2023-08-18T09:46:06.6976237Z ##[group]Run flux create source git flux-system \
2023-08-18T09:46:06.6976661Z [36;1mflux create source git flux-system \[0m
2023-08-18T09:46:06.6977057Z [36;1m--url=https://github.com/wilsonchiu/flux2-test \[0m
2023-08-18T09:46:06.6978153Z [36;1m--*** \[0m
2023-08-18T09:46:06.6978454Z [36;1m--branch=${GITHUB_REF#refs/heads/} \[0m
2023-08-18T09:46:06.6978821Z [36;1m--ignore-paths="clusters/**/flux-system/"[0m
2023-08-18T09:46:06.6979185Z [36;1mflux create kustomization flux-system \[0m
2023-08-18T09:46:06.6979525Z [36;1m--source=flux-system \[0m
2023-08-18T09:46:06.6979834Z [36;1m--path=./clusters/staging[0m
2023-08-18T09:46:06.7042164Z shell: /usr/bin/bash -e {0}
2023-08-18T09:46:06.7042485Z ##[endgroup]
2023-08-18T09:46:06.7413877Z ✚ generating GitRepository source
2023-08-18T09:46:06.7415548Z ► applying GitRepository source
2023-08-18T09:46:06.7601054Z ✔ GitRepository source created
2023-08-18T09:46:06.7601846Z ◎ waiting for GitRepository source reconciliation
2023-08-18T09:46:08.7757725Z ✗ failed to checkout and determine revision: unable to clone 'https://github.com/wilsonchiu/flux2-test': authentication required
2023-08-18T09:46:08.7787468Z ##[error]Process completed with exit code 1.

[stefanprodan]

Ok can you please add --username=${GITHUB_ACTOR} also make sure the token has read access to the repo, by setting this in the job:

    permissions:
      contents: read

[wilsonchiu]

Success! The following snippet in e2e.yaml works for a private GitHub repo. I did not add the permissions block to the yaml, but I did check from the GitHub Web UI that the repo Actions settings has Read repository contents and packages permissions checked under Workflow permissions, which seems to be the default.

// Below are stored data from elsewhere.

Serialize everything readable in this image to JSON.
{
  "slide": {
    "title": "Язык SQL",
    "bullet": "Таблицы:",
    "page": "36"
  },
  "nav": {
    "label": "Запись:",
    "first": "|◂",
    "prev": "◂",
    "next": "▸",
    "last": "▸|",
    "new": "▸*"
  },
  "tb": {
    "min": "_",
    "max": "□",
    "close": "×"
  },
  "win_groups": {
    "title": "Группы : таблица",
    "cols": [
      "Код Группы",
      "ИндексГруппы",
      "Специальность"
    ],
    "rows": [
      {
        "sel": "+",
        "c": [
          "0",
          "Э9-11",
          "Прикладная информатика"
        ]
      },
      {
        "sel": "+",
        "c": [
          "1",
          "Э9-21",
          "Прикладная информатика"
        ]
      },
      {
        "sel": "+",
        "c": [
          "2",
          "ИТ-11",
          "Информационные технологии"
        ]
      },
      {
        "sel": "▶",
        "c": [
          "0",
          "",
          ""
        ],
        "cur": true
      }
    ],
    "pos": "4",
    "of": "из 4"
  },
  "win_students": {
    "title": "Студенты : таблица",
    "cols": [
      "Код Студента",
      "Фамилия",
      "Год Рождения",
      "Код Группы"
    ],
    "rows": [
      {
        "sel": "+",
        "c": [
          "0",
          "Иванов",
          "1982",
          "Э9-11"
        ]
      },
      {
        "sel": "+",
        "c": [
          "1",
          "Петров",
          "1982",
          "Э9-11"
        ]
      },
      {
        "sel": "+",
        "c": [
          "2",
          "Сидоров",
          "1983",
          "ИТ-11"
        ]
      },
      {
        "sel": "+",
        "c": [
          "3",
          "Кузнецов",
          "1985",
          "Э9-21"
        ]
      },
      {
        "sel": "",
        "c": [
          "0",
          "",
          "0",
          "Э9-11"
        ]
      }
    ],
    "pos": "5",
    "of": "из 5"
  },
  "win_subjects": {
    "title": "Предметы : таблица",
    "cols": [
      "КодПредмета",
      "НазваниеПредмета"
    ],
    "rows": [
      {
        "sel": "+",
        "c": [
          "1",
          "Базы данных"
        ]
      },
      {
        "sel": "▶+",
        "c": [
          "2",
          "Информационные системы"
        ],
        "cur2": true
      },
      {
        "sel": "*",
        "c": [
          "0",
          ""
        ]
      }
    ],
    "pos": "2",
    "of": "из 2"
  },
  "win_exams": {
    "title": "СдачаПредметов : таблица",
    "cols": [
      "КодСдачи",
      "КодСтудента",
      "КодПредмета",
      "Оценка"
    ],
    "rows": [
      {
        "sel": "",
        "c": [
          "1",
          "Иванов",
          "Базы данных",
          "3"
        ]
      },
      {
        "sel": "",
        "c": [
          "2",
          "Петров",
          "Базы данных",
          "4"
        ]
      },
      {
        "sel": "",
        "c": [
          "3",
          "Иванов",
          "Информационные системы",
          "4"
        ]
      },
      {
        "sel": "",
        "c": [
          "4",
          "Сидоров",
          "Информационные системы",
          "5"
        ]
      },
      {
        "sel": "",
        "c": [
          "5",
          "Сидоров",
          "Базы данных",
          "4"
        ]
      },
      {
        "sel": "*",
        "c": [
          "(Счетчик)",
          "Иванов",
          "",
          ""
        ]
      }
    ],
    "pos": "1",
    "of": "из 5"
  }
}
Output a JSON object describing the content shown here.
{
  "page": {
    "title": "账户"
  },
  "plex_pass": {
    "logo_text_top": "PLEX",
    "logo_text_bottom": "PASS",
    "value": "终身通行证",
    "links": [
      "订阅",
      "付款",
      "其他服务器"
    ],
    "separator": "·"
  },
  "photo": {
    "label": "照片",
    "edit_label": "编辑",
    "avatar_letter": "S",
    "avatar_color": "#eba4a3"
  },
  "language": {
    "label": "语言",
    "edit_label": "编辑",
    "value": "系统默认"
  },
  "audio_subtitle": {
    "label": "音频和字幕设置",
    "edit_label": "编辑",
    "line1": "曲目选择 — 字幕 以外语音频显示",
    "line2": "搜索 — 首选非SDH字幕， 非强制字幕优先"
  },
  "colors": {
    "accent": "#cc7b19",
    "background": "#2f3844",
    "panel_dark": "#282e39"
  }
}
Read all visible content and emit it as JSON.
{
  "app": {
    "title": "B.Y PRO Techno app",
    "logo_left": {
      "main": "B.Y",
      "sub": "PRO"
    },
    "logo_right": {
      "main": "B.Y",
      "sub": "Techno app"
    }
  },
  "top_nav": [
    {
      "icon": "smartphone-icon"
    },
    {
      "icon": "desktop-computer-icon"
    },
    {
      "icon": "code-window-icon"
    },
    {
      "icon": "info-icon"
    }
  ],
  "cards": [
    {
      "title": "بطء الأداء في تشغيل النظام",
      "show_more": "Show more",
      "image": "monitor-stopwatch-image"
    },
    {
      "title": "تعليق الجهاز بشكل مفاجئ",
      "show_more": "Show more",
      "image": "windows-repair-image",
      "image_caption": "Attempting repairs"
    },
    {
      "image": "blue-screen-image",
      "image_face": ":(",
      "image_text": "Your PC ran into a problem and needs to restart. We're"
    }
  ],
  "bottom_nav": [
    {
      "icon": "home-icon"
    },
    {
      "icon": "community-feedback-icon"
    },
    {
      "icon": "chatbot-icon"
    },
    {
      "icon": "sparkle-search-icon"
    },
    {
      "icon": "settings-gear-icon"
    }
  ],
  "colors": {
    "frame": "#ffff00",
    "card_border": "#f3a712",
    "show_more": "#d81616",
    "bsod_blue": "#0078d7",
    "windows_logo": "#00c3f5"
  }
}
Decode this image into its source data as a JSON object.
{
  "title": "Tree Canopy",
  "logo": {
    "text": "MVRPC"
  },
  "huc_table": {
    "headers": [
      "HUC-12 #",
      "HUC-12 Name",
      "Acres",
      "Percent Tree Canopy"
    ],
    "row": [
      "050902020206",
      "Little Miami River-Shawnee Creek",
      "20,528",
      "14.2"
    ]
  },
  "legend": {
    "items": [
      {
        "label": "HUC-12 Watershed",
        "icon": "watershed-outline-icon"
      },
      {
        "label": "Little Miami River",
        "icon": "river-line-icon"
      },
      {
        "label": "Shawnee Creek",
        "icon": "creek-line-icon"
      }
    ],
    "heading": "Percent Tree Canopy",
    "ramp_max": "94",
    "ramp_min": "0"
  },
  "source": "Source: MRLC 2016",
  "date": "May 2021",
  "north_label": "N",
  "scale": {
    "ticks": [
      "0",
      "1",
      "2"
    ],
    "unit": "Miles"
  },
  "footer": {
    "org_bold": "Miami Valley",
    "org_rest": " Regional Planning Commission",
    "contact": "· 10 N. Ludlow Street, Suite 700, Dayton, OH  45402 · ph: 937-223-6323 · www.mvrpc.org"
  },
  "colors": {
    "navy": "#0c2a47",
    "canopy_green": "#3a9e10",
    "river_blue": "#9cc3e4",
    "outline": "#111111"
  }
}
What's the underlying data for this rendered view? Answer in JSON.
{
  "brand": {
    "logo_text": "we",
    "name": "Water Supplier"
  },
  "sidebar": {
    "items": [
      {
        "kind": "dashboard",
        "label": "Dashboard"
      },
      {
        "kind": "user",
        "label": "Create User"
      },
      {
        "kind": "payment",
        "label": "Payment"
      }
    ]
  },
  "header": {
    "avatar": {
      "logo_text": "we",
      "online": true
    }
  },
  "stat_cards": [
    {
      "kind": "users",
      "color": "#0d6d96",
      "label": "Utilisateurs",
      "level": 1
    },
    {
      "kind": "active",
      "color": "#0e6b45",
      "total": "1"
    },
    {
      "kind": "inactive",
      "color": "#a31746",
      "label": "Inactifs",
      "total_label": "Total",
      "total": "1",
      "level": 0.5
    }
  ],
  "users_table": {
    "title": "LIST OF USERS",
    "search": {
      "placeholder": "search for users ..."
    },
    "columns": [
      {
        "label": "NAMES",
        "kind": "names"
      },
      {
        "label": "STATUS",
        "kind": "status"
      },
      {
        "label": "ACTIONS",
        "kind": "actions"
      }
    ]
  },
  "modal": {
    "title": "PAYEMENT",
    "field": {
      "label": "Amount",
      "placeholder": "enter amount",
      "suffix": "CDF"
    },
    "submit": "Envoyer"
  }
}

          flux create source git flux-system \
          --url=${{ github.event.repository.html_url }} \
          --username=${GITHUB_ACTOR} \
          --password=${{ secrets.GITHUB_TOKEN }} \
          --branch=${GITHUB_REF#refs/heads/} \
          --ignore-paths="clusters/**/flux-system/"

Thank you @stefanprodan again for the assistance and your patience in helping me to gain further understanding of flux.